Tomatoes grow on a vine

Tomatoes grow on a vine at the Bradford Research Center. The U.S. Department of Agriculture acknowledges more than 25,000 different types of tomatoes.

It’s always a good time to stop and smell the roses, especially in your own backyard. And what is sweeter than fresh fruit or vegetables you grew yourself?

Planting a garden can seem like an overwhelming task, but it doesn’t have to be.

Kathy Doisy, 67, president of the Community Garden Coalition, believes gardening can benefit everyone. She has been an avid flower and vegetable gardener for 46 years and began volunteering with the coalition 15 years ago.

“I think it’s going to enrich anybody’s life, not just physically, but spiritually, emotionally, nutritionally,” Doisy said. “And then you make all these friendships. If there’s anything that makes people understand each other, it’s gardening together.”

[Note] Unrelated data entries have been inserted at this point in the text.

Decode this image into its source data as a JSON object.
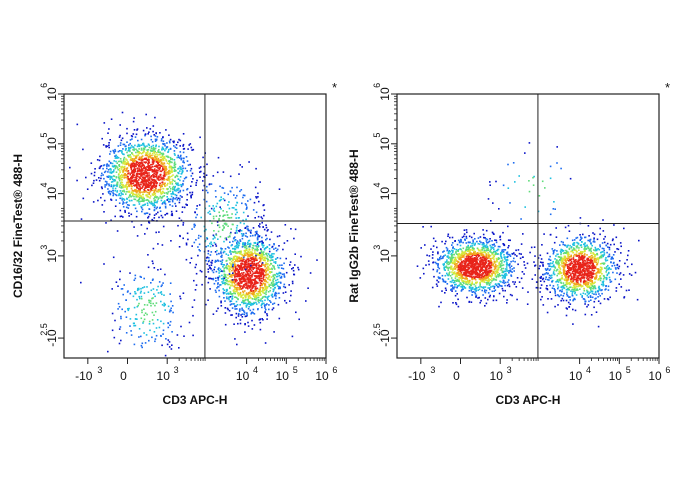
{
  "chart_data": [
    {
      "type": "scatter",
      "title": "",
      "corner_mark": "*",
      "xlabel": "CD3 APC-H",
      "ylabel": "CD16/32 FineTest® 488-H",
      "x_ticks": [
        {
          "base": "-10",
          "exp": "3"
        },
        {
          "base": "0",
          "exp": ""
        },
        {
          "base": "10",
          "exp": "3"
        },
        {
          "base": "10",
          "exp": "4"
        },
        {
          "base": "10",
          "exp": "5"
        },
        {
          "base": "10",
          "exp": "6"
        }
      ],
      "y_ticks": [
        {
          "base": "-10",
          "exp": "2.5"
        },
        {
          "base": "10",
          "exp": "3"
        },
        {
          "base": "10",
          "exp": "4"
        },
        {
          "base": "10",
          "exp": "5"
        },
        {
          "base": "10",
          "exp": "6"
        }
      ],
      "x_tick_pos": [
        -1,
        0,
        1,
        3,
        4,
        5
      ],
      "y_tick_pos": [
        -0.4,
        1.25,
        2.5,
        3.5,
        4.5
      ],
      "axis_range_x": [
        -1.6,
        5
      ],
      "axis_range_y": [
        -0.8,
        4.5
      ],
      "gate": {
        "x": 1.95,
        "y": 1.95
      },
      "colormap": [
        "#0a14c8",
        "#1d6cf0",
        "#1fc0e0",
        "#5fdc7a",
        "#d6e83a",
        "#f2a51c",
        "#e8241a"
      ],
      "populations": [
        {
          "name": "",
          "cx": 0.45,
          "cy": 2.9,
          "sx": 0.55,
          "sy": 0.38,
          "n": 1700
        },
        {
          "name": "",
          "cx": 3.05,
          "cy": 0.9,
          "sx": 0.45,
          "sy": 0.4,
          "n": 1500
        },
        {
          "name": "",
          "cx": 0.5,
          "cy": 0.2,
          "sx": 0.5,
          "sy": 0.5,
          "n": 220
        },
        {
          "name": "",
          "cx": 2.4,
          "cy": 1.9,
          "sx": 0.55,
          "sy": 0.55,
          "n": 300
        }
      ]
    },
    {
      "type": "scatter",
      "title": "",
      "corner_mark": "*",
      "xlabel": "CD3 APC-H",
      "ylabel": "Rat IgG2b FineTest® 488-H",
      "x_ticks": [
        {
          "base": "-10",
          "exp": "3"
        },
        {
          "base": "0",
          "exp": ""
        },
        {
          "base": "10",
          "exp": "3"
        },
        {
          "base": "10",
          "exp": "4"
        },
        {
          "base": "10",
          "exp": "5"
        },
        {
          "base": "10",
          "exp": "6"
        }
      ],
      "y_ticks": [
        {
          "base": "-10",
          "exp": "2.5"
        },
        {
          "base": "10",
          "exp": "3"
        },
        {
          "base": "10",
          "exp": "4"
        },
        {
          "base": "10",
          "exp": "5"
        },
        {
          "base": "10",
          "exp": "6"
        }
      ],
      "x_tick_pos": [
        -1,
        0,
        1,
        3,
        4,
        5
      ],
      "y_tick_pos": [
        -0.4,
        1.25,
        2.5,
        3.5,
        4.5
      ],
      "axis_range_x": [
        -1.6,
        5
      ],
      "axis_range_y": [
        -0.8,
        4.5
      ],
      "gate": {
        "x": 1.95,
        "y": 1.9
      },
      "colormap": [
        "#0a14c8",
        "#1d6cf0",
        "#1fc0e0",
        "#5fdc7a",
        "#d6e83a",
        "#f2a51c",
        "#e8241a"
      ],
      "populations": [
        {
          "name": "",
          "cx": 0.35,
          "cy": 1.05,
          "sx": 0.5,
          "sy": 0.28,
          "n": 1500
        },
        {
          "name": "",
          "cx": 3.0,
          "cy": 1.0,
          "sx": 0.45,
          "sy": 0.32,
          "n": 1300
        },
        {
          "name": "",
          "cx": 1.8,
          "cy": 2.6,
          "sx": 0.6,
          "sy": 0.45,
          "n": 40
        }
      ]
    }
  ]
}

When getting started, Doisy suggested making an initial decision: “Do you just want to get your hands dirty and be out in nature, or do you want to actually produce vegetables?”

If you don’t want to start your own garden, Doisy recommends checking out community gardens or the Columbia Center for Urban Agriculture, a nonprofit organization that connects people to agriculture and donates all its yield to food relief organizations.

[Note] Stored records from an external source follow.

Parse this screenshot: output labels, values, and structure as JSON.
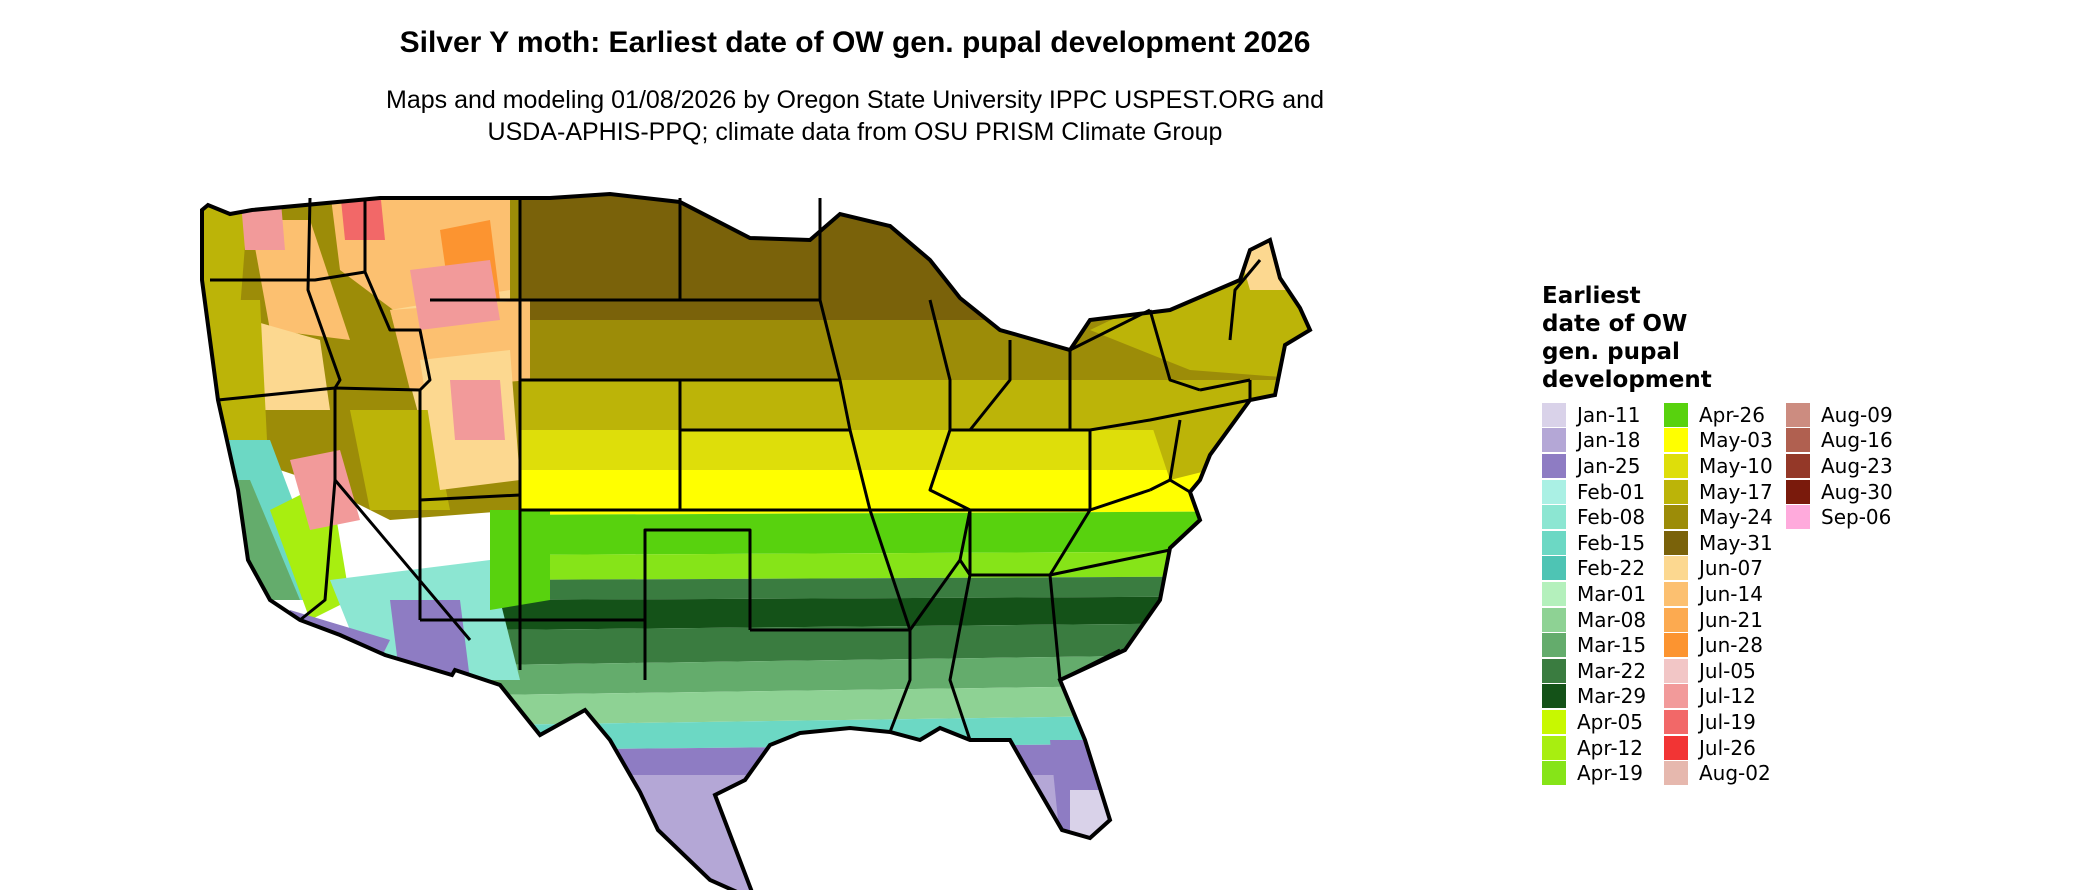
{
  "title": "Silver Y moth: Earliest date of OW gen. pupal development 2026",
  "subtitle": [
    "Maps and modeling 01/08/2026 by Oregon State University IPPC USPEST.ORG and",
    "USDA-APHIS-PPQ; climate data from OSU PRISM Climate Group"
  ],
  "legend": {
    "title": [
      "Earliest",
      "date of OW",
      "gen. pupal",
      "development"
    ],
    "items": [
      {
        "label": "Jan-11",
        "color": "#d9d2e9"
      },
      {
        "label": "Jan-18",
        "color": "#b4a7d6"
      },
      {
        "label": "Jan-25",
        "color": "#8e7cc3"
      },
      {
        "label": "Feb-01",
        "color": "#aaf0e4"
      },
      {
        "label": "Feb-08",
        "color": "#8ce6d2"
      },
      {
        "label": "Feb-15",
        "color": "#6cd8c4"
      },
      {
        "label": "Feb-22",
        "color": "#4ec4b4"
      },
      {
        "label": "Mar-01",
        "color": "#b4f0bc"
      },
      {
        "label": "Mar-08",
        "color": "#8ed294"
      },
      {
        "label": "Mar-15",
        "color": "#64ac6c"
      },
      {
        "label": "Mar-22",
        "color": "#3a7c40"
      },
      {
        "label": "Mar-29",
        "color": "#145218"
      },
      {
        "label": "Apr-05",
        "color": "#c8f800"
      },
      {
        "label": "Apr-12",
        "color": "#a8ee10"
      },
      {
        "label": "Apr-19",
        "color": "#86e418"
      },
      {
        "label": "Apr-26",
        "color": "#58d20e"
      },
      {
        "label": "May-03",
        "color": "#ffff00"
      },
      {
        "label": "May-10",
        "color": "#dede0a"
      },
      {
        "label": "May-17",
        "color": "#bcb408"
      },
      {
        "label": "May-24",
        "color": "#9c8c08"
      },
      {
        "label": "May-31",
        "color": "#7a620a"
      },
      {
        "label": "Jun-07",
        "color": "#fcd890"
      },
      {
        "label": "Jun-14",
        "color": "#fcc070"
      },
      {
        "label": "Jun-21",
        "color": "#fcaa50"
      },
      {
        "label": "Jun-28",
        "color": "#fc9430"
      },
      {
        "label": "Jul-05",
        "color": "#f2c6c6"
      },
      {
        "label": "Jul-12",
        "color": "#f29a9a"
      },
      {
        "label": "Jul-19",
        "color": "#f26868"
      },
      {
        "label": "Jul-26",
        "color": "#f23434"
      },
      {
        "label": "Aug-02",
        "color": "#e6b8ae"
      },
      {
        "label": "Aug-09",
        "color": "#cc8c80"
      },
      {
        "label": "Aug-16",
        "color": "#b06050"
      },
      {
        "label": "Aug-23",
        "color": "#943828"
      },
      {
        "label": "Aug-30",
        "color": "#7a1a0c"
      },
      {
        "label": "Sep-06",
        "color": "#ffaadc"
      }
    ]
  }
}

If you want to plant your own garden, start small, Doisy said. It’s easy to get carried away, but it’s better to see if you like it before investing time and money into a big plot.

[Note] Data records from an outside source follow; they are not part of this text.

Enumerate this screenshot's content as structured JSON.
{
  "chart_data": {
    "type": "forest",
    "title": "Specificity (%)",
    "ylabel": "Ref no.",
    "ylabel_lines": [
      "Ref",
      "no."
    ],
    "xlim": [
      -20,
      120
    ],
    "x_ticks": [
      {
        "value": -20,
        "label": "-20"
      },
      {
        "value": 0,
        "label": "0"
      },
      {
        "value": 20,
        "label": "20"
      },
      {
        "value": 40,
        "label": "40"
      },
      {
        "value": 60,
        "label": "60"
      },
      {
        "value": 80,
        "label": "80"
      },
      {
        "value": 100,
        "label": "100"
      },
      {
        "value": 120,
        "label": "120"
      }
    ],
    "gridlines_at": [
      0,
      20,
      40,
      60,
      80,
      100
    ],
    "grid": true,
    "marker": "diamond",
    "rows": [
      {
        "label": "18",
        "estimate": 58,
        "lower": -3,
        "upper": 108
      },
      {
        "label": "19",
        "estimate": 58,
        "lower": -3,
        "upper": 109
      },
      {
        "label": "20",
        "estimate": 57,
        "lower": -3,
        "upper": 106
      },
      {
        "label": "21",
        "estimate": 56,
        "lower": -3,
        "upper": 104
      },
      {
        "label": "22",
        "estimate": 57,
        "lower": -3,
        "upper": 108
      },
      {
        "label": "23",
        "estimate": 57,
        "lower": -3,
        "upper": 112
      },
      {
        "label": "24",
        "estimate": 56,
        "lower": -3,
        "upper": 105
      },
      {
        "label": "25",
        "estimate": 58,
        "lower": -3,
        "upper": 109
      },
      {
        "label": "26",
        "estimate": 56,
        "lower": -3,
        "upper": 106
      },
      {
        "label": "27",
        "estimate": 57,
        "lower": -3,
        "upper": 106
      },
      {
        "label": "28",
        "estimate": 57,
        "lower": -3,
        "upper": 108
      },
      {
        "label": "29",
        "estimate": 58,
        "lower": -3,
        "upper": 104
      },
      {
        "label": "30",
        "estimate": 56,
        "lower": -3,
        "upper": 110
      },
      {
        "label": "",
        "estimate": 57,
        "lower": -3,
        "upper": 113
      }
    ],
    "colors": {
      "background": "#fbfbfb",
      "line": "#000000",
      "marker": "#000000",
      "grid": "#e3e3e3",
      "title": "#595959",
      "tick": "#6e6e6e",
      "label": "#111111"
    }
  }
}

Gardeners also need to assess the amount of sunlight, condition of soil and the tools needed.

Good, consistent sunlight is needed throughout the day for most plants to thrive. Vegetables need six to eight hours of full sun a day, Doisy said.

Well-conditioned soil is also crucial. Developers around Columbia often scrape off the topsoil before building homes, so new gardeners will need to amend the soil to make it healthy for plants.

“If you’re in a newer neighborhood, chances are your soil is terrible,” Doisy said.

Work-arounds include purchasing potting soil and fertilizer, switching to container gardens or sharing a community garden. Not all crops grow well in pots; containers will require more water, but it’s a way to avoid dealing with Missouri claypan soil.

Wearing protective clothing is critical, Doisy said. “Nobody needs a sunburn.”

In her 30s, Doisy experienced malignant melanoma, and she knows a woman in her 40s who suffered a heat stroke followed by deafness from gardening during a blistering afternoon.

Wearing light, yet protective, clothes and shoes with full coverage are safe practices.

“You should never be swinging a hoe around your flip-flops,” Doisy said. “That’s a good way to really hurt yourself.”

Using sunscreen, hydrating properly and wearing gloves are other protective steps to take. When it’s hot, it is also a good idea to work early in the morning or late in the evening, Doisy said, when there’s enough light but less heat.

Finally, a gardener needs proper tools. For older adults, Doisy speaks from experience when she recommends tools that are light, long and brightly colored. The bright colors make them visible among the plants. Light and longer tools are easier to use.

Scooters that move across the ground on wheels and knee pads are also innovative methods Doisy and the coalition employ in community gardens.

Raised beds are another benefit for older gardeners. Doisy’s husband started building waist-height beds a few years ago, and now Doisy plants all of her low-growing plants in them.

Instead of bending over for hours on end, she harvests all her strawberries and green beans from a standing position.

With these tips, gardening is an attainable, fulfilling pastime, she said.

“It will never be boring if you garden,” Doisy said. “Growing your own food, even when it goes bad, just brings you in touch with nature.”